CVE-2025-9753 is a medium severity Cross Site Scripting (XSS) vulnerability identified in version 1.0 of the Campcodes Online Hospital Management System, specifically within the Patient Search Module located at /admin/patient-search.php. The vulnerability arises from improper sanitization or validation of user-supplied input in the 'Search by Name Mobile No' parameter. An attacker can remotely craft malicious input that, when processed by the vulnerable function, results in the execution of arbitrary scripts in the context of the victim's browser. This type of vulnerability can be exploited without authentication but requires user interaction, such as an administrator or staff member accessing the manipulated search page. The CVSS 4.0 vector indicates network attack vector (AV:N), low attack complexity (AC:L), no privileges required (PR:H indicates high privileges required, but the description suggests remote initiation, so there may be some ambiguity), user interaction required (UI:P), and limited impact primarily on integrity (VI:L) with no impact on confidentiality or availability. The exploit is publicly available, increasing the risk of exploitation, although no known active exploitation has been reported yet. Given the nature of hospital management systems, which handle sensitive patient data and critical healthcare operations, the presence of an XSS vulnerability can facilitate phishing, session hijacking, or unauthorized actions within the administrative interface, potentially leading to further compromise or data leakage.

For European healthcare organizations using Campcodes Online Hospital Management System 1.0, this vulnerability poses a tangible risk to the confidentiality and integrity of patient data and administrative operations. Successful exploitation could allow attackers to execute malicious scripts in the context of hospital staff browsers, potentially leading to session hijacking, unauthorized access to sensitive patient records, or manipulation of hospital management workflows. This could undermine patient privacy, violate GDPR regulations, and disrupt hospital operations. Although the vulnerability does not directly impact availability, the indirect consequences such as loss of trust, regulatory fines, and operational disruptions could be significant.

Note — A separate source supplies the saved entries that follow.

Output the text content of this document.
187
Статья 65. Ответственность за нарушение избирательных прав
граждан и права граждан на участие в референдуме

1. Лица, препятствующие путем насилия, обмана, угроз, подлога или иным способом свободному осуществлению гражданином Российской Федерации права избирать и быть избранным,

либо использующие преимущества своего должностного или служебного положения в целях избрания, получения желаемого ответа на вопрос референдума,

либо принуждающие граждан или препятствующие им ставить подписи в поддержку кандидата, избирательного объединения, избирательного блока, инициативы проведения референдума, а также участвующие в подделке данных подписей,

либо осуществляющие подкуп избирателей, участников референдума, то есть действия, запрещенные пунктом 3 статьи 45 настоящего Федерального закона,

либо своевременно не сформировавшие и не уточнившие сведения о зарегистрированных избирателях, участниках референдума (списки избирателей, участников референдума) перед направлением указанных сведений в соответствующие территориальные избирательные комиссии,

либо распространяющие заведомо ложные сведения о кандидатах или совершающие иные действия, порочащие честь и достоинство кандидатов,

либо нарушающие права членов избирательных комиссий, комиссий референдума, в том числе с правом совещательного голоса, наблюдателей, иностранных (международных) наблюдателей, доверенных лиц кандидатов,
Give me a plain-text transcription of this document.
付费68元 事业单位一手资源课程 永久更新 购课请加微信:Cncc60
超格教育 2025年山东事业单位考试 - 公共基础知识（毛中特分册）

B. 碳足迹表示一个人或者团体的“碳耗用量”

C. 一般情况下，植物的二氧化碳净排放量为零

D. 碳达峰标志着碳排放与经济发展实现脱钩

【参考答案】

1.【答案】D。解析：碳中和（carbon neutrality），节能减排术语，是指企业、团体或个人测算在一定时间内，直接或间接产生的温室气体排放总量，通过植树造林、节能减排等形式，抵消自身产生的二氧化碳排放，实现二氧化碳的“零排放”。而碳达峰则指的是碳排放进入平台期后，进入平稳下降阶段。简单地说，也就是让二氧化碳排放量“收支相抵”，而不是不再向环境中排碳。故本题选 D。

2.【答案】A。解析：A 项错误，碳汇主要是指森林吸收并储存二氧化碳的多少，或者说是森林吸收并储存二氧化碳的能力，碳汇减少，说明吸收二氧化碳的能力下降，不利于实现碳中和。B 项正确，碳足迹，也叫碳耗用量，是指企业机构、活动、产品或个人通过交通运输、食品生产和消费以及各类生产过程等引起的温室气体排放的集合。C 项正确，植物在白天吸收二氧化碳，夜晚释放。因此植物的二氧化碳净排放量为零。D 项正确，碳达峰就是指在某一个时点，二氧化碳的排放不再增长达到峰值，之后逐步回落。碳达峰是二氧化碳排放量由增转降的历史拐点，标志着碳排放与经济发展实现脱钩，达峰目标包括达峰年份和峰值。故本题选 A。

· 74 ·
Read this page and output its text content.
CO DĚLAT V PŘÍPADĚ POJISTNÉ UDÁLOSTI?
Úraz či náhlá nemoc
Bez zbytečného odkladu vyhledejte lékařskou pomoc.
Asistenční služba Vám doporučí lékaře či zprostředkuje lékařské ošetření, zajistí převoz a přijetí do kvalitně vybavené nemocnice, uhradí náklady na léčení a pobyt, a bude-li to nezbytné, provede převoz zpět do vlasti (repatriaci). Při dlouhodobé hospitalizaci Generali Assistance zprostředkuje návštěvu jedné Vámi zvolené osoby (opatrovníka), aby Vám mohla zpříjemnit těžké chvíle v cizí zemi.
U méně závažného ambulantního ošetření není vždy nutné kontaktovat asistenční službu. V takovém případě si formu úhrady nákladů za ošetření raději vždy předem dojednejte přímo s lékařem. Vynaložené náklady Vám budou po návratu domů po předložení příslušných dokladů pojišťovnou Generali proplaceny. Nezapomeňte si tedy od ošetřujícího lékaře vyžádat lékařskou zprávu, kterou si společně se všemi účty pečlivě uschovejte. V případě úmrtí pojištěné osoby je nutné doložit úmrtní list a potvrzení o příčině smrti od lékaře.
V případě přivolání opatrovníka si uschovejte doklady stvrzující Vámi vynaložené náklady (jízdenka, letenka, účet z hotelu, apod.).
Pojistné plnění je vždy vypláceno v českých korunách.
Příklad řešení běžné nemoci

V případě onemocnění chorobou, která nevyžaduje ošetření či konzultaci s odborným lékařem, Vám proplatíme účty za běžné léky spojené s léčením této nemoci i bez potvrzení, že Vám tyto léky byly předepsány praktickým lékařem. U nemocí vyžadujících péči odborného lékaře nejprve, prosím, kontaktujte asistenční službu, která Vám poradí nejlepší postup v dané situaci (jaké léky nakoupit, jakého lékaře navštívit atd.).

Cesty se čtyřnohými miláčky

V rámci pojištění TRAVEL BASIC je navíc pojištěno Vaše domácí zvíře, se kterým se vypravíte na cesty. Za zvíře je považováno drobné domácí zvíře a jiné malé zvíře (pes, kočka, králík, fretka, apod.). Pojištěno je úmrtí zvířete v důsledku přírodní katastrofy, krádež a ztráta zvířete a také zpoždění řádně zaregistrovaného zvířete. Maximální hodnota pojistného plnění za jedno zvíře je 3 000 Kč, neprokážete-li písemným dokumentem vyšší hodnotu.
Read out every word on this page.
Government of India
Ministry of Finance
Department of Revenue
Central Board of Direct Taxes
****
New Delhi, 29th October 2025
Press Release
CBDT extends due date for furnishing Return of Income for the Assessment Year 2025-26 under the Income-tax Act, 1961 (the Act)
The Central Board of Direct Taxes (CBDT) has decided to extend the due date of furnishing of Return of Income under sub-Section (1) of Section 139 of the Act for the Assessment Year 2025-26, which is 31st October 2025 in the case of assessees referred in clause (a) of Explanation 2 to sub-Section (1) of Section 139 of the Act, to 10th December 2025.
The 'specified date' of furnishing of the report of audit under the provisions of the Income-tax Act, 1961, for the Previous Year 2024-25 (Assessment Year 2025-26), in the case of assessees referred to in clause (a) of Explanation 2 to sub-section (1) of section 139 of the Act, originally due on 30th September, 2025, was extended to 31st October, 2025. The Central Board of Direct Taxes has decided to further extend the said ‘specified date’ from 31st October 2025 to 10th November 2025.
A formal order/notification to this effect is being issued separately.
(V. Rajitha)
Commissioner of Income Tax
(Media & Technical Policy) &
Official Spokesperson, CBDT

The fact that the exploit is publicly available increases the urgency for European hospitals to address this vulnerability promptly to prevent targeted attacks, especially given the critical nature of healthcare services and the high value of patient data in Europe.

1. Immediate application of input validation and output encoding on the 'Search by Name Mobile No' parameter within the Patient Search Module to neutralize malicious scripts. 2. Implement Content Security Policy (CSP) headers to restrict the execution of unauthorized scripts in the hospital management system's web interface. 3. Conduct a thorough code review and penetration testing of the entire application to identify and remediate other potential XSS or injection vulnerabilities. 4. Restrict access to the /admin/patient-search.php page using strong authentication and role-based access controls to limit exposure. 5. Educate hospital staff on recognizing phishing attempts and suspicious behavior that could result from XSS exploitation. 6. Monitor web server logs and application behavior for unusual activity indicative of exploitation attempts. 7. Coordinate with Campcodes for a security patch or update; if unavailable, consider temporary mitigations such as web application firewalls (WAF) with custom rules to block malicious payloads targeting this parameter.